In this window is the list of all CA root certificates with which Netscape Navigator 6.1 comes bundled. It is important to be aware of this list because it essentially takes the responsibility of validating a certificate out of your hands. The Web browser validates a given certificate if a CA in this list issues it. This might seem in violation of the function of X.509 PKI and the digital certificate architecture, which is supposed to leave the choice of whether to trust a certificate up to the end user. However, you really do have control over the decision of which certificates you will trust, which we cover in the next section.

Click the triangle symbol next to VeriSign, Inc. to see their root certificates that have been bundled with Netscape. Then click the VeriSign Class 3 Public Primary Certification Authority and click the View button. You are shown the details of this certificate, including its X.509 properties. If you click the Edit button, you see the Edit Certificate Trust window, shown in Figure 9.12.

In this window, you can edit the settings for which you want certificates issued or signed by this authority to be trusted. As an example, if you visit a Web site that holds a certificate issued by VeriSign Class 3 Public Primary Certification Authority, you trust the identity of that Web site because it can be verified with that CA. Likewise, you trust e-mail messages that are signed with a certificate from this CA, and you trust software, or code, that is digitally signed with a certificate from this CA. In the Edit Certificate Trust window, you can modify the things that explicitly define to Netscape what certificates issued or signed by this CA should be allowed to identify.

Let's take a look at how Internet Explorer manages the same certificate. In IE 6.0, select Tools, Internet Options. Select the Content tab and click the Certificates button. Then select the Trusted Root Certification Authorities tab to see the list of CAs that come bundled with IE (see Figure 9.13).
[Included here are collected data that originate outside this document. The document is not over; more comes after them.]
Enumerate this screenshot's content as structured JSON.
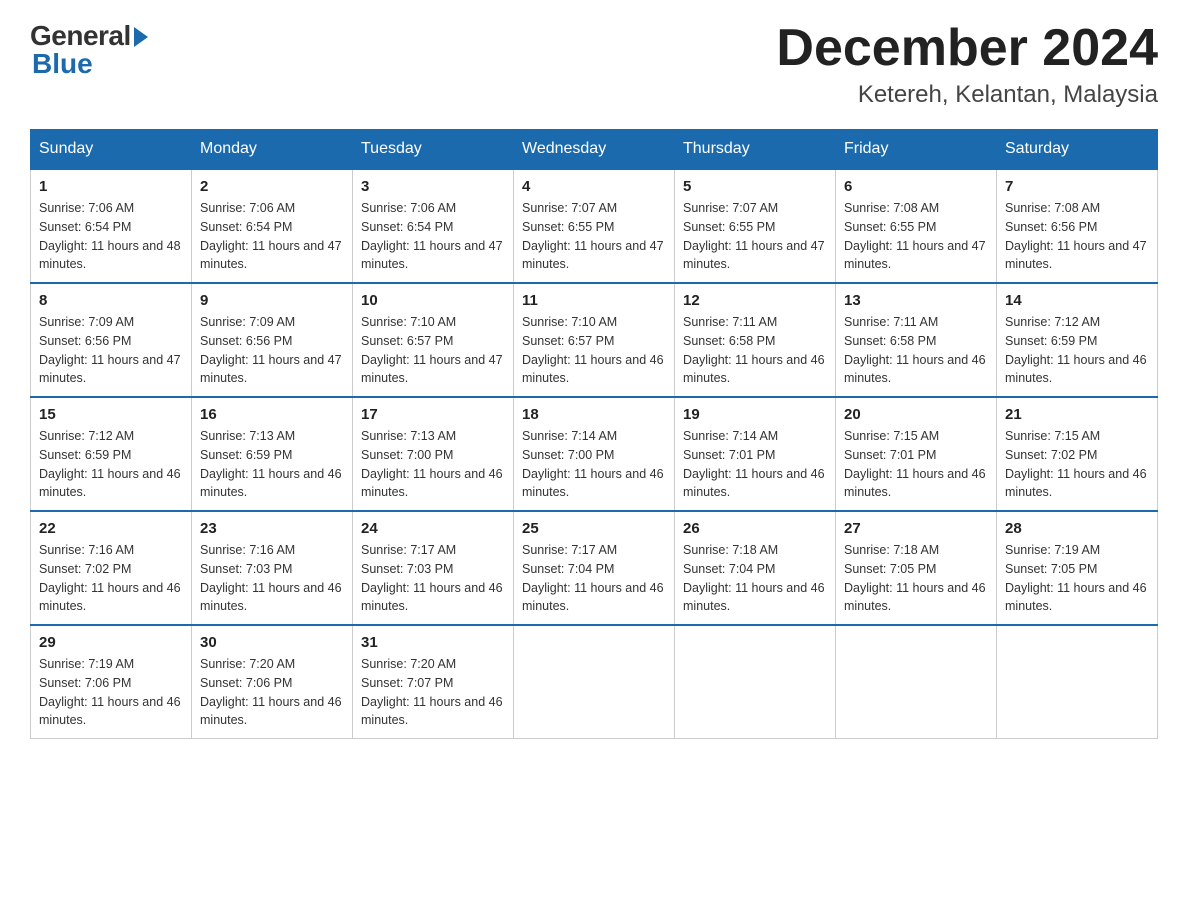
{
  "logo": {
    "general": "General",
    "blue": "Blue"
  },
  "header": {
    "month": "December 2024",
    "location": "Ketereh, Kelantan, Malaysia"
  },
  "weekdays": [
    "Sunday",
    "Monday",
    "Tuesday",
    "Wednesday",
    "Thursday",
    "Friday",
    "Saturday"
  ],
  "weeks": [
    [
      {
        "day": "1",
        "sunrise": "7:06 AM",
        "sunset": "6:54 PM",
        "daylight": "11 hours and 48 minutes."
      },
      {
        "day": "2",
        "sunrise": "7:06 AM",
        "sunset": "6:54 PM",
        "daylight": "11 hours and 47 minutes."
      },
      {
        "day": "3",
        "sunrise": "7:06 AM",
        "sunset": "6:54 PM",
        "daylight": "11 hours and 47 minutes."
      },
      {
        "day": "4",
        "sunrise": "7:07 AM",
        "sunset": "6:55 PM",
        "daylight": "11 hours and 47 minutes."
      },
      {
        "day": "5",
        "sunrise": "7:07 AM",
        "sunset": "6:55 PM",
        "daylight": "11 hours and 47 minutes."
      },
      {
        "day": "6",
        "sunrise": "7:08 AM",
        "sunset": "6:55 PM",
        "daylight": "11 hours and 47 minutes."
      },
      {
        "day": "7",
        "sunrise": "7:08 AM",
        "sunset": "6:56 PM",
        "daylight": "11 hours and 47 minutes."
      }
    ],
    [
      {
        "day": "8",
        "sunrise": "7:09 AM",
        "sunset": "6:56 PM",
        "daylight": "11 hours and 47 minutes."
      },
      {
        "day": "9",
        "sunrise": "7:09 AM",
        "sunset": "6:56 PM",
        "daylight": "11 hours and 47 minutes."
      },
      {
        "day": "10",
        "sunrise": "7:10 AM",
        "sunset": "6:57 PM",
        "daylight": "11 hours and 47 minutes."
      },
      {
        "day": "11",
        "sunrise": "7:10 AM",
        "sunset": "6:57 PM",
        "daylight": "11 hours and 46 minutes."
      },
      {
        "day": "12",
        "sunrise": "7:11 AM",
        "sunset": "6:58 PM",
        "daylight": "11 hours and 46 minutes."
      },
      {
        "day": "13",
        "sunrise": "7:11 AM",
        "sunset": "6:58 PM",
        "daylight": "11 hours and 46 minutes."
      },
      {
        "day": "14",
        "sunrise": "7:12 AM",
        "sunset": "6:59 PM",
        "daylight": "11 hours and 46 minutes."
      }
    ],
    [
      {
        "day": "15",
        "sunrise": "7:12 AM",
        "sunset": "6:59 PM",
        "daylight": "11 hours and 46 minutes."
      },
      {
        "day": "16",
        "sunrise": "7:13 AM",
        "sunset": "6:59 PM",
        "daylight": "11 hours and 46 minutes."
      },
      {
        "day": "17",
        "sunrise": "7:13 AM",
        "sunset": "7:00 PM",
        "daylight": "11 hours and 46 minutes."
      },
      {
        "day": "18",
        "sunrise": "7:14 AM",
        "sunset": "7:00 PM",
        "daylight": "11 hours and 46 minutes."
      },
      {
        "day": "19",
        "sunrise": "7:14 AM",
        "sunset": "7:01 PM",
        "daylight": "11 hours and 46 minutes."
      },
      {
        "day": "20",
        "sunrise": "7:15 AM",
        "sunset": "7:01 PM",
        "daylight": "11 hours and 46 minutes."
      },
      {
        "day": "21",
        "sunrise": "7:15 AM",
        "sunset": "7:02 PM",
        "daylight": "11 hours and 46 minutes."
      }
    ],
    [
      {
        "day": "22",
        "sunrise": "7:16 AM",
        "sunset": "7:02 PM",
        "daylight": "11 hours and 46 minutes."
      },
      {
        "day": "23",
        "sunrise": "7:16 AM",
        "sunset": "7:03 PM",
        "daylight": "11 hours and 46 minutes."
      },
      {
        "day": "24",
        "sunrise": "7:17 AM",
        "sunset": "7:03 PM",
        "daylight": "11 hours and 46 minutes."
      },
      {
        "day": "25",
        "sunrise": "7:17 AM",
        "sunset": "7:04 PM",
        "daylight": "11 hours and 46 minutes."
      },
      {
        "day": "26",
        "sunrise": "7:18 AM",
        "sunset": "7:04 PM",
        "daylight": "11 hours and 46 minutes."
      },
      {
        "day": "27",
        "sunrise": "7:18 AM",
        "sunset": "7:05 PM",
        "daylight": "11 hours and 46 minutes."
      },
      {
        "day": "28",
        "sunrise": "7:19 AM",
        "sunset": "7:05 PM",
        "daylight": "11 hours and 46 minutes."
      }
    ],
    [
      {
        "day": "29",
        "sunrise": "7:19 AM",
        "sunset": "7:06 PM",
        "daylight": "11 hours and 46 minutes."
      },
      {
        "day": "30",
        "sunrise": "7:20 AM",
        "sunset": "7:06 PM",
        "daylight": "11 hours and 46 minutes."
      },
      {
        "day": "31",
        "sunrise": "7:20 AM",
        "sunset": "7:07 PM",
        "daylight": "11 hours and 46 minutes."
      },
      null,
      null,
      null,
      null
    ]
  ],
  "labels": {
    "sunrise": "Sunrise:",
    "sunset": "Sunset:",
    "daylight": "Daylight:"
  }
}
Notice that Netscape and IE each come with some of the same but also some different CAs. Who is making the decisions to bundle which CAs? Not you.
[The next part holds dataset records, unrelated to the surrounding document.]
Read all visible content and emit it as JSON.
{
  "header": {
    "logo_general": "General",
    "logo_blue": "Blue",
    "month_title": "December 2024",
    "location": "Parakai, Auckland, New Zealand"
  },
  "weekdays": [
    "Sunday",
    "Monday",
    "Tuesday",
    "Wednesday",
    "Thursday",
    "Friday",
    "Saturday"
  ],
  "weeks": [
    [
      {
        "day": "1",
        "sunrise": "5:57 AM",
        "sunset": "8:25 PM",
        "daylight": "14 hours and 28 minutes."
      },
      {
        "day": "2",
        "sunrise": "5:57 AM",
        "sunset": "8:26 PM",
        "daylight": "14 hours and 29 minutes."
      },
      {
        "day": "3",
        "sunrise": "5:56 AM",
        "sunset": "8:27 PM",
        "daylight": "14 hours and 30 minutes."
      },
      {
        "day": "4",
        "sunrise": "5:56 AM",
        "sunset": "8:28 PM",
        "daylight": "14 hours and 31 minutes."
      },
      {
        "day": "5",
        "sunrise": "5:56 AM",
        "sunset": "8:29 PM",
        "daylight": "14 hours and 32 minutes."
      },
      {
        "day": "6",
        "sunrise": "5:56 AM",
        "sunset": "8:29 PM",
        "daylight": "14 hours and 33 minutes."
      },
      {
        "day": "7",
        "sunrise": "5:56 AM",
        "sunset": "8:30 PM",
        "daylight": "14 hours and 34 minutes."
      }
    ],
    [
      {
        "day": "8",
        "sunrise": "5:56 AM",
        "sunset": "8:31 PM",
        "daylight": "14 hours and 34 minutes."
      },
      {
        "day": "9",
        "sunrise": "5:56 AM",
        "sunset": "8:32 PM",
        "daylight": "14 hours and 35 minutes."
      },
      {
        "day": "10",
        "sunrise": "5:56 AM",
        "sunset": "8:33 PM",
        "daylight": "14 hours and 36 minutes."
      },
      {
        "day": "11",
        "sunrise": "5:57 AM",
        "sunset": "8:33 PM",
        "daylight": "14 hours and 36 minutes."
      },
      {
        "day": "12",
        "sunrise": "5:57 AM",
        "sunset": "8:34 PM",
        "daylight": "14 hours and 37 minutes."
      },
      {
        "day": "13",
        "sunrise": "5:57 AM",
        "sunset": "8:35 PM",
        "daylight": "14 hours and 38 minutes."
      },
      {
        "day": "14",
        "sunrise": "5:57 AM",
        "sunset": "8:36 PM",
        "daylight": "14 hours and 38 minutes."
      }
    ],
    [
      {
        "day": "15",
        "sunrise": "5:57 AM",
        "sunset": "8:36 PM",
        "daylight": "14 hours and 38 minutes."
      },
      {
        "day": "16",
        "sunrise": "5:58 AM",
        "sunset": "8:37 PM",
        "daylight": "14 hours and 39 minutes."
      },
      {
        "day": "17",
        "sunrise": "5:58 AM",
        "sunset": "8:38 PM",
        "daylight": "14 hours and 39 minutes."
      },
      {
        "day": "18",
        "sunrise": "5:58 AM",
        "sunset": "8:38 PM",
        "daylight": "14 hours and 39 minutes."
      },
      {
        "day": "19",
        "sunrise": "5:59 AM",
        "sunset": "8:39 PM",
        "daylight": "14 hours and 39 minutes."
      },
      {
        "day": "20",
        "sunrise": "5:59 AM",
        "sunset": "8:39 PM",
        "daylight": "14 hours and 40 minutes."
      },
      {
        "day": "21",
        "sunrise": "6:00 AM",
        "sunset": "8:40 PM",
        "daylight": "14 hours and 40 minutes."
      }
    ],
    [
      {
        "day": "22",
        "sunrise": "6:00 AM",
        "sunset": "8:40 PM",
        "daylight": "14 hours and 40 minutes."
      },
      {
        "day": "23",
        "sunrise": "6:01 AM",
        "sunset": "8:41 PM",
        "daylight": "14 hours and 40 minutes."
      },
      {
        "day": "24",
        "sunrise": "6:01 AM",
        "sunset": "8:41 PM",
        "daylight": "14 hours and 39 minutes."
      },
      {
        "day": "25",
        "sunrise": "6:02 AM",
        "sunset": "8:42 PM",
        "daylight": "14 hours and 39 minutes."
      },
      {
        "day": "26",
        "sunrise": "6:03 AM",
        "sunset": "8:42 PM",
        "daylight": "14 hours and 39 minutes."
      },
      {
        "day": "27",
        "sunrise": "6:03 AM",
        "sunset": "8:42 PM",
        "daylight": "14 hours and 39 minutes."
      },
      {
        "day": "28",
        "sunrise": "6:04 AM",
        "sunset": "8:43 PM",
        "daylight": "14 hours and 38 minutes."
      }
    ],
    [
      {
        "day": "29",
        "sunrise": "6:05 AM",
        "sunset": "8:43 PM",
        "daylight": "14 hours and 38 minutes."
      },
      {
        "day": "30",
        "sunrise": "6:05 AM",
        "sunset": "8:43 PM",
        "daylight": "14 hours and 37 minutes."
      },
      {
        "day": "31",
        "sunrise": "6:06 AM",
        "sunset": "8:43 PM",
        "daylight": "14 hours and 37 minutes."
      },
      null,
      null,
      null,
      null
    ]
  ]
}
Select VeriSign Class 3 Public Primary Certification Authority and click View to see the contents of the X.509-based certificate. Click the Advanced button to see the functions that certificates issued by this CA can fulfill, as shown in Figure 9.14. Whereas Netscape refers to these as the Trust Settings, Internet Explorer refers to them as the Certificate Purposes.
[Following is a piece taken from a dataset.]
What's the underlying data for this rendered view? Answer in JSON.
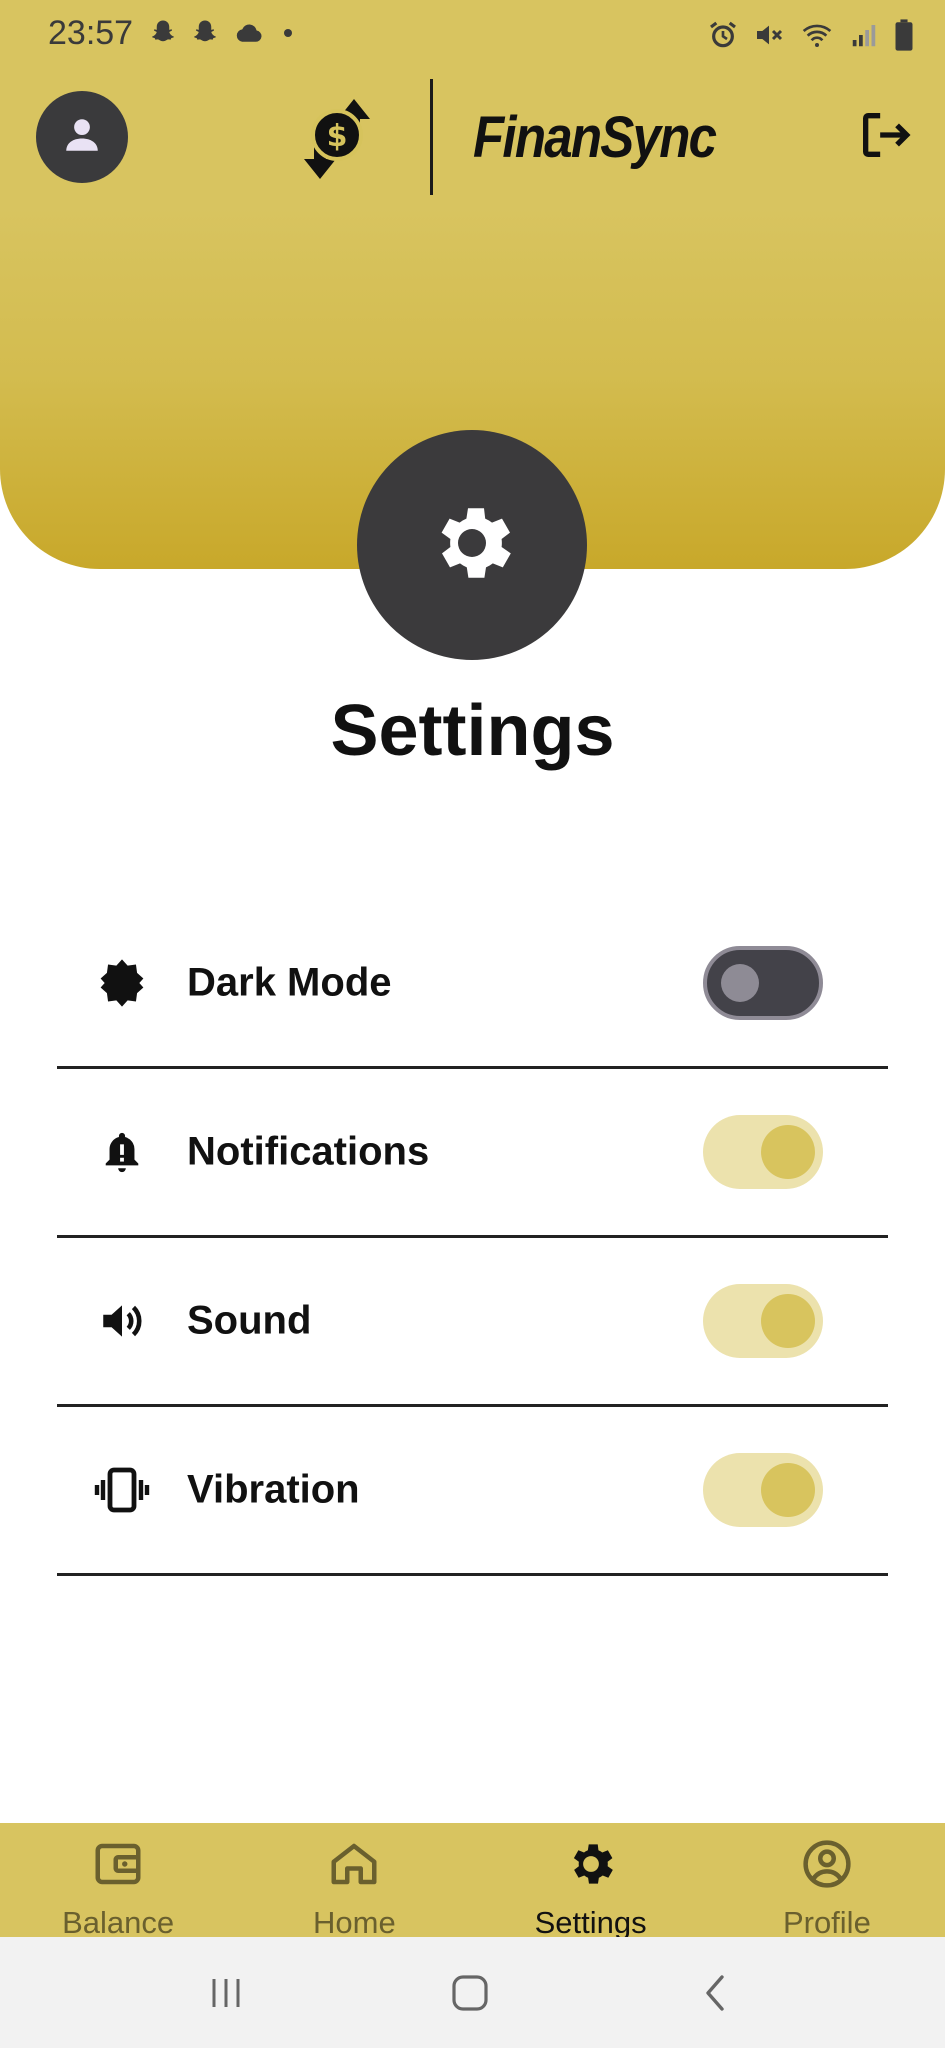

Remember how we mentioned that the same root authorities preinstalled into Internet Explorer are also preinstalled into the Windows 2000 and Windows XP operating systems? Let's take a look at just where those root certificates are stored and how you can view them. Microsoft has provided an interface for managing certificates on your computer, and it is accessible through the Microsoft Management Console (MMC). Select Start, Run, type MMC, and click OK. A rather empty-looking MMC is displayed. We actually have to add the Certificates snap-in to get to the certificates. Select Console, Add/Remove Snap-in, and the Snap-In Manager pops up. Under the Standalone tab, click the Add button. Highlight the Certificates snap-in and click Add. For the option that says This Snap-In Will Always Manage Certificates For, select My User Account, and click Finish. Click Close and OK to finish up. You see a screen similar to Figure 9.15. By expanding Trusted Root Certification Authorities and then Certificates, you can see all of the same CA root certificates that are used with Internet Explorer. From here, you can manage all of these and other certificates. You can add, delete, and modify the “intended purposes” of each certificate, as shown in the figure.